Christie believes that he can explain his decision to expand Medicaid and hopes that straight talk on entitlement reform will allow him to replicate the kind of resurgence that won John McCain the Republican nomination in 2008, a year after the pundit class had declared him toast. And, like McCain, he is all-in for New Hampshire.
“The way you win up here is to come up here the most, spend the most time, you meet people face to face,” Christie explained. “And then when they decide in the last 10 days, which is when most people in New Hampshire decide, they’re going to remember that time they saw you here at this place in July.”
And what then?
“I come in first or second in New Hampshire. Your biggest problem then is going to be to make sure your server doesn’t crash from all the donations you’re going to be getting. So you’ve won one of the first two real important races where people vote. So you’re going to get a lot of money. We’ve seen South Carolina can often be dictated to in terms of momentum based on what’s happened in Iowa and New Hampshire. So I think if you come in first or second in New Hampshire, and especially me, where it’ll be called ‘The Great Comeback’ ”—and here Christie slips into newscaster voice—“Where’d he come from? It’s amazing! And all this stuff. So you’ll get a lot of momentum going into South Carolina and then you gotta build a national campaign.”

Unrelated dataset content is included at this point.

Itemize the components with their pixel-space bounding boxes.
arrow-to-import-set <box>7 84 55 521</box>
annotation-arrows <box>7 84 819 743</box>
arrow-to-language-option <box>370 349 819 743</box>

Can you do it that quickly?
“Sure you can. . . . It’s not like I don’t have friends in every state. I’ve got sitting governors in states—some of them are already supporting me and others of them will support me in the next few months. And so, yeah—you just adopt their organizations.”
It’s not an easy path, to be sure, but Christie is confident that it’s a path. “This game has always gone to the patient person. Always.”
Stephen F. Hayes is a senior writer at The Weekly Standard.